第77話:鬼退治(十三)

「──ごまかしもしないのか」

「はて。儂はしくじりこそすれど、誤ったことがない。ゆえに過去を取り繕えとは、必要が分からん」


 語気を強むるでなく、揺れるでなく。鋼の壁にでも行き当たったか、と松尾は思う。


「誤ったことが? 私は、盃浦の松尾は、七年前のあの日から、忘れたことなど瞬間もない」

「うむ。あの服ろわぬ者の巣窟から、たった一人取り逃がした子供。あれもしくじりに相違ない」


 あっさり、頼光は頷く。

 今朝食ったのも湯漬けだったか、とでも。自分のほうこそ気を迷わせ、訊ねたのでは。そう顧みるほどに。


「知っていたのか。逃げた子供が私だと、知った上で私を呼んだのか」

「知るものか、落僧と同じよ。腕の立つ噂を聞き、源次が連れ帰った」


 ならば、この対面は偶然ということ。

 信じるのか? 己の問いかけに、松尾はかぶりを振る。


「それならどうして、私を浦辺と」

「息吐ける住処、朝から晩まで世話をする女。そんなもので、人の口は解ける。儂や源次には永遠に語らぬだろうが」

「小母上に……」


 なぜ。

 怨みを持つ自分を抱えて、頼光になんの得がある。現にこうして、今にも叩き斬るのを堪える有り様だ。


「では外道丸が酒呑童子と知って」

「それも知らん。どうも自身を買いかぶっているようだが、外道丸とやらはお前を覚えていなかったではないか」


 たしかに名指した酒呑童子と、目の前で酌をした茨木童子が、松尾になにを言うこともなかった。

 それはそうだ。鬼と化して、生前の誰かを頼った例を聞いたことがない。


「ではなぜ私を」

「再三、言っただろうに。お前は儂の太刀よ、源次には並ばずとも名刀と呼ぶにやぶさかでない」


 なぜ。

 なおも問い重ねようとする自分が、心得違いをしている。でなければ頼光は、どこか別の土地の言葉で話している。

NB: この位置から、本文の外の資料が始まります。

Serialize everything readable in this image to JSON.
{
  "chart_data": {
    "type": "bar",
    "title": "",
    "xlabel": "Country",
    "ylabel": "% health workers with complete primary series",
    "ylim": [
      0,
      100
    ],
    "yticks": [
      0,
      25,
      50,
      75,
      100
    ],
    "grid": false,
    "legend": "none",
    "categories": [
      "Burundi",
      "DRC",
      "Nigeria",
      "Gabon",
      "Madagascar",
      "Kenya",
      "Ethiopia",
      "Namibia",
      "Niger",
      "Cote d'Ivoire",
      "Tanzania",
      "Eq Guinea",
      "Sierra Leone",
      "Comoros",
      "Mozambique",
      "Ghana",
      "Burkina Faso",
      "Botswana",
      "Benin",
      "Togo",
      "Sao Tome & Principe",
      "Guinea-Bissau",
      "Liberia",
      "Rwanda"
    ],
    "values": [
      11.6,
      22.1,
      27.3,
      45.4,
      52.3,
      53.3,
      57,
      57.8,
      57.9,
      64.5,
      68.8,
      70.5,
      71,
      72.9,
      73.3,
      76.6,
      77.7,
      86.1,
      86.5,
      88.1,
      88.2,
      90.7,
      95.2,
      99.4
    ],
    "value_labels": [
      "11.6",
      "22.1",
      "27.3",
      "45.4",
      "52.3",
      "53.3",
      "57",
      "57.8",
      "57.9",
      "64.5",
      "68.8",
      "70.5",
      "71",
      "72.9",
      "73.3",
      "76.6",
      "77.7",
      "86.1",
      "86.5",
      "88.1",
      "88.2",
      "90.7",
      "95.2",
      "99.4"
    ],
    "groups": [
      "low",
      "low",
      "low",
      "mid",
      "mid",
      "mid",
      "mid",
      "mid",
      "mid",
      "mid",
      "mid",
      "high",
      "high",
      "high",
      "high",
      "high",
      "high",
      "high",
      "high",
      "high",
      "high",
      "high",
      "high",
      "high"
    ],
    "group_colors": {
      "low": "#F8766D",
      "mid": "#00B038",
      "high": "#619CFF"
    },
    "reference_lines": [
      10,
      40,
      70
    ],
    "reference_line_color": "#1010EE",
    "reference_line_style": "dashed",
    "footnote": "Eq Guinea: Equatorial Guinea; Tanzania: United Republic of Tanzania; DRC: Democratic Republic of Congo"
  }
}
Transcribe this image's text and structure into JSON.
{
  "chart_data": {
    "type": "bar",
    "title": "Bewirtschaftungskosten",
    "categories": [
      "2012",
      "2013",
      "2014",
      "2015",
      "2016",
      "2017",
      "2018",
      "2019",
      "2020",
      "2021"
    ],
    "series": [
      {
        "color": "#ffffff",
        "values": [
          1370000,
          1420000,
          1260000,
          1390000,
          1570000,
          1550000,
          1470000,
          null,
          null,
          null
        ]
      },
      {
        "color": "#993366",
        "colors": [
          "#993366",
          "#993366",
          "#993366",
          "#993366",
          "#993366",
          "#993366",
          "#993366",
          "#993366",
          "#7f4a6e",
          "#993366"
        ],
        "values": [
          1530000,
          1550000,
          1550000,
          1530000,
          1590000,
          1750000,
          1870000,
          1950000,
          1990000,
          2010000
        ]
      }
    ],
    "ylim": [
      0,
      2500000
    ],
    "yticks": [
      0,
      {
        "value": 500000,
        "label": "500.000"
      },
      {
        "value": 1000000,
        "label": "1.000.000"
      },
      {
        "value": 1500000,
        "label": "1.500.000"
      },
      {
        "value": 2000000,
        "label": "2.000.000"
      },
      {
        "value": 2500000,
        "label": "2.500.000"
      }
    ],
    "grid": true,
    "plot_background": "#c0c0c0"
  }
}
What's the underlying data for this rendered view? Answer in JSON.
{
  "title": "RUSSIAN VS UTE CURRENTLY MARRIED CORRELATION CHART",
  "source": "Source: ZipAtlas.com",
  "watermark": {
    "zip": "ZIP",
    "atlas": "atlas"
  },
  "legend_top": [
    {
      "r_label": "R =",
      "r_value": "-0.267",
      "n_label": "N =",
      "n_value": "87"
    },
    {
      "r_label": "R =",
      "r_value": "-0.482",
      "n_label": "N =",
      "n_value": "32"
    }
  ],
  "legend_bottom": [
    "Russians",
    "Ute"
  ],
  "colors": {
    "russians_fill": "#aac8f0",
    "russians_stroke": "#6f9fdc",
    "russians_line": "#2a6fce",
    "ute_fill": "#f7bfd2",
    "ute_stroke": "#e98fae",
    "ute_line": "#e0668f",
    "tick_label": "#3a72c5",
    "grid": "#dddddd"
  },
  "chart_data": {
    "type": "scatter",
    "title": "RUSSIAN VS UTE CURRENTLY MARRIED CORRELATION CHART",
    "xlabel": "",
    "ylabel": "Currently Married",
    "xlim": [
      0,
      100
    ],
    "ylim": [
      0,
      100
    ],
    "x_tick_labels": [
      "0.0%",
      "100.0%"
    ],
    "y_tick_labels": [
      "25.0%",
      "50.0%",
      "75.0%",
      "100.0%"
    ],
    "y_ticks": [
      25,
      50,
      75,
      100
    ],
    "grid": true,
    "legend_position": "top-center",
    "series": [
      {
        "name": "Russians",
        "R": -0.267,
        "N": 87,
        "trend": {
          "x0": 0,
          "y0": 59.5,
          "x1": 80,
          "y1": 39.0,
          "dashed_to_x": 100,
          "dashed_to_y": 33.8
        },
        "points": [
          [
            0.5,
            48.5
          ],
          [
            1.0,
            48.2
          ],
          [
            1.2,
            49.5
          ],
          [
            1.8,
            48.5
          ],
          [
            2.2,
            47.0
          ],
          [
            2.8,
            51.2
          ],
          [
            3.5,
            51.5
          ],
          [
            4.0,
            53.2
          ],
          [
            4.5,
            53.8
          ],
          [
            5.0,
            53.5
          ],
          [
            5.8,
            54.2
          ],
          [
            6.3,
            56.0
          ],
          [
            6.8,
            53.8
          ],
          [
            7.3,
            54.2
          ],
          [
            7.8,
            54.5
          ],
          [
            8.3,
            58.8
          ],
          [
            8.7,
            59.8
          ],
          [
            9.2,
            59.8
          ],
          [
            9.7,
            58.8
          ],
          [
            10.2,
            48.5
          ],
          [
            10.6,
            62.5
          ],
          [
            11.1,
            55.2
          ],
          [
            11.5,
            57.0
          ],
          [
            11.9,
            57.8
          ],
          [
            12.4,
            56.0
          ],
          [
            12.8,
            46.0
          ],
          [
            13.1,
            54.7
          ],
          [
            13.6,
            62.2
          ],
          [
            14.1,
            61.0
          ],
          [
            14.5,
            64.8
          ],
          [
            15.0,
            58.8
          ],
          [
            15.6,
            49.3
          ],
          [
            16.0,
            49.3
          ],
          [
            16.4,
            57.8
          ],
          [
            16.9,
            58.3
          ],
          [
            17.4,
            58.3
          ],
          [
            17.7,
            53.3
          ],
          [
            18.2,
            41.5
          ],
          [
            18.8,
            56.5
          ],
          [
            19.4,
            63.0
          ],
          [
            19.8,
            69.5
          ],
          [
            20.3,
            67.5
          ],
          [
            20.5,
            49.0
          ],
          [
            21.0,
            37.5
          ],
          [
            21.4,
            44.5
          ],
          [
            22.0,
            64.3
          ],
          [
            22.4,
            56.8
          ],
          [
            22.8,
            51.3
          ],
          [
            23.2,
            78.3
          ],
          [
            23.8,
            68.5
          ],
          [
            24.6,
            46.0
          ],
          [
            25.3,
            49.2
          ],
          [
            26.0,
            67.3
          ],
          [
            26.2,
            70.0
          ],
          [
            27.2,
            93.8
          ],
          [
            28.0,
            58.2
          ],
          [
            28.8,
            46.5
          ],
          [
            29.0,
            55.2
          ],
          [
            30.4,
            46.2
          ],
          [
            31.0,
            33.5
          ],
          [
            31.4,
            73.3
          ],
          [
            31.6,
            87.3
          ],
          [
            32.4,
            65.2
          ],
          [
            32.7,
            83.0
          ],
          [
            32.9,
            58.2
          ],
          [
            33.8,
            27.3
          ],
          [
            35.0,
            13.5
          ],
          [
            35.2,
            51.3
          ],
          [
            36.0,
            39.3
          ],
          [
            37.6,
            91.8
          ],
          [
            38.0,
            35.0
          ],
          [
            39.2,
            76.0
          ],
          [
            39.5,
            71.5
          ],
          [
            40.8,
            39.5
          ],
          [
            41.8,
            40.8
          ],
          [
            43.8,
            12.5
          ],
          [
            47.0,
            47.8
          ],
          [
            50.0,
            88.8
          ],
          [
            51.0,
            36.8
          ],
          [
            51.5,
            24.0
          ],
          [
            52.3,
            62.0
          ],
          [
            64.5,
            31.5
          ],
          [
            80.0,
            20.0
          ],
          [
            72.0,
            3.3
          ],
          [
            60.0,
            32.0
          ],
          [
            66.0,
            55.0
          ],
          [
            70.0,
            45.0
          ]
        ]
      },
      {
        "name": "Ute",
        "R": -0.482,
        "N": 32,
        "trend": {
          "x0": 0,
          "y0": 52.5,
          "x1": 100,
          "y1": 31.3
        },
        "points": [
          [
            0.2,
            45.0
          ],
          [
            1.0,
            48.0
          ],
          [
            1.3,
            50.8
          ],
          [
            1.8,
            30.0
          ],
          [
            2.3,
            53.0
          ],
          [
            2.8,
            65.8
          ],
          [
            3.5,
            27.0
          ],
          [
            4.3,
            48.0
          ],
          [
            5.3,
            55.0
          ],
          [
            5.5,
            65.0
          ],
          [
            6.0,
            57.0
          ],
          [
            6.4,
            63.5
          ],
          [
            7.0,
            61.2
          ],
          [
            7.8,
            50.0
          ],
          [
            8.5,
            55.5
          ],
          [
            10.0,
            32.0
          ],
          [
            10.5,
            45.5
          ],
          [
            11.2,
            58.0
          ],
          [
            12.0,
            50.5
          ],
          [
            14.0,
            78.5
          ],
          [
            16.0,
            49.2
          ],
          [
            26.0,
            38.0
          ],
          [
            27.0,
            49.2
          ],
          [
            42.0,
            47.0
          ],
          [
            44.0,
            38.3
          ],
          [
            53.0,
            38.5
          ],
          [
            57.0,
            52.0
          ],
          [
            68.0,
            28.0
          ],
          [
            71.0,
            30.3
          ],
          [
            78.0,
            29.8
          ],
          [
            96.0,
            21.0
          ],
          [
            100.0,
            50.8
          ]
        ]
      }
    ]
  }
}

 松尾はそんな風にしか、この噛み合わぬ対話を呑み込めなかった。


「お前がなにを言っているか、私には分からない。父を、村の仲間を殺した男。それを許すとでも? もう忘れたとでも思うのか」


 これで伝わらぬなら、斬る。

 松尾は太刀を握り直した。すかさず間合いを詰める渡辺源次には、さすがと言わねばならない。


「くどい。が、松尾太郎の言い分がようやく分かった」


 能面から、笑声がこぼれる。


「人と鬼の旧交。野垂れ死んだはずのわらしが温めておるやも知れぬ怨み。そういう有りや無しやの代物でものを考えるは、愚か者の所業」


 有りや無しやと言ったか。心得違いに留まらず、自分は耳まで悪くしたか。

 己の怒りを、松尾は松尾に問い続ける。


「これも言った。儂は帝の御代の御為おんため、お守りするに必要な力を欲している。時にその力が儂へ向くと言うなら、斬り捨てるだけのこと」


 無造作に。それでいて親王に「御免」と断り、頼光は太刀を抜く。

 油断ならなかった。互いの間合いを守り合う、渡辺源次と並んで。


「付きあう」

「金太郎。小母上が」

「言ったろ、行きに気にするようじゃ叱られる」


 鉞を担ぐ巨漢が、いつもの何倍に見える。しかし素直に頷くわけにもいかなかった。怨みは晴らすが金太郎の母を傷つけるな、とは虫が良すぎる。


「儂に構えてどうする」


 呆れた風に、頼光の鼻が噴く。


「坂田公時、松尾太郎ともあろう者が気づいておらんのか」


 今度はなにを言い出した。訝しむ松尾を尻目に、さっと翻って背中を見せもする。

 だがそれは妄言でない。はっと窺う松尾の耳へ荒々しい足音が聞こえた。


「俺に、俺になにをしたぁ」


 地の底から煮え立つような、酒呑童子の声も。